Кьяра хихикает под боком, показывая, чьи движения надо копировать, чтобы их не накрыли, а злой и уважаемый Арсений Сергеевич, путая ноги, шикая с улыбкой на дочь, косит под сальсу.


Музыка обрубается на самом напряжённом моменте. Антон улыбается. Весь он — сгусток движения. Влажные от пота пряди, красные щеки, блестящие глаза.


Бомжеватый, лохмато-кучерявый псих с зубастой улыбкой. Но тренер определенно хороший.


— Если кое-кто хочет успеть, советую поторапливаться, у вас ещё пятнадцать минут, — с улыбкой произносит он, не глядя почему-то Арсению в глаза. Тот смущённо чешет нос, подбирает пиджак и, чмокнув дочь в макушку, торопится к выходу.


Как-то скомкано.


В коридоре странно. Он смотрит на часы и фыркает. Вот же, точно знал.


— Это были самые странные полчаса в моей жизни, — хмыкает он себе под нос, прислоняясь затылком к холодному пластику двери. Закрывает глаза и вдыхает тишину.


Пол плывет волнами синего ковролина под ногами и он, царапая пальцами стены, ступает по дребезжащим осколкам ответственности, осознанности и удавок дедлайна.


Администратор глядит почти сочувствующе. Арсений ей слабо улыбается.


— Сальсу надо запретить. Убийственная вещь, — кидает ей он, проходя мимо стойки. Девушка растягивает губы в нервной улыбке и теребит пальцы.
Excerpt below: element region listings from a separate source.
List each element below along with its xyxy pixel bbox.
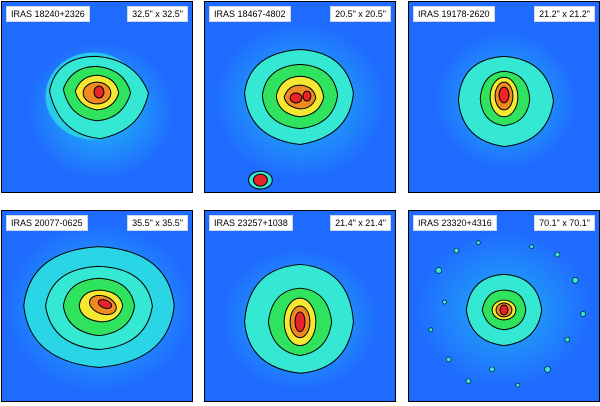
source-image xyxy=(205,211,395,401)
object-name-label: IRAS 23320+4316 xyxy=(413,215,497,231)
core-red xyxy=(93,85,105,99)
noise-speckles xyxy=(428,240,586,388)
object-name-label: IRAS 23257+1038 xyxy=(209,215,293,231)
field-size-label: 20.5" x 20.5" xyxy=(330,6,391,22)
image-panel-iras-18240: IRAS 18240+2326 32.5" x 32.5" xyxy=(1,1,193,193)
source-image xyxy=(409,2,599,192)
field-size-label: 32.5" x 32.5" xyxy=(127,6,188,22)
image-panel-iras-23257: IRAS 23257+1038 21.4" x 21.4" xyxy=(204,210,396,402)
core-red xyxy=(499,304,509,316)
object-name-label: IRAS 18240+2326 xyxy=(6,6,90,22)
source-image xyxy=(409,211,599,401)
source-image xyxy=(2,211,192,401)
image-panel-iras-20077: IRAS 20077-0625 35.5" x 35.5" xyxy=(1,210,193,402)
object-name-label: IRAS 20077-0625 xyxy=(6,215,88,231)
core-red-1 xyxy=(289,92,303,104)
field-size-label: 21.2" x 21.2" xyxy=(534,6,595,22)
core-red xyxy=(498,86,510,104)
source-image xyxy=(2,2,192,192)
field-size-label: 21.4" x 21.4" xyxy=(330,215,391,231)
object-name-label: IRAS 19178-2620 xyxy=(413,6,495,22)
image-panel-iras-19178: IRAS 19178-2620 21.2" x 21.2" xyxy=(408,1,600,193)
image-panel-iras-23320: IRAS 23320+4316 70.1" x 70.1" xyxy=(408,210,600,402)
object-name-label: IRAS 18467-4802 xyxy=(209,6,291,22)
core-red-2 xyxy=(302,90,312,102)
source-image xyxy=(205,2,395,192)
core-red xyxy=(97,299,113,309)
field-size-label: 35.5" x 35.5" xyxy=(127,215,188,231)
field-size-label: 70.1" x 70.1" xyxy=(534,215,595,231)
field-star xyxy=(252,173,268,187)
core-red xyxy=(294,311,306,333)
image-panel-iras-18467: IRAS 18467-4802 20.5" x 20.5" xyxy=(204,1,396,193)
Арсений хмурится. — Вы в порядке? Что-то случилось?


— Да, простите. Вам Антон Андреевич просил передать, — она бросает на стойку телефон и прячет лицо в длинных шелковых волосах, прямо как из рекламы. Арсений удивлённо смотрит на нее несколько секунд и осторожно берет чужой телефон в руки.


Пустая переписка и сообщение, отправленное минуту назад.


Шастун длинный сальса румба третий этаж:

Передай телефон мужчине, который шел бить мне ебало полчаса назад


Арсений Сергеевич, не могу вам указывать, но хочу дать совет: попробуйте дать шанс выговориться всем, кто вам дорог. Даже дети, точнее, они особенно, порой хотят сказать так много всего, но им просто не дают))


Арсений хмыкает и блокирует телефон.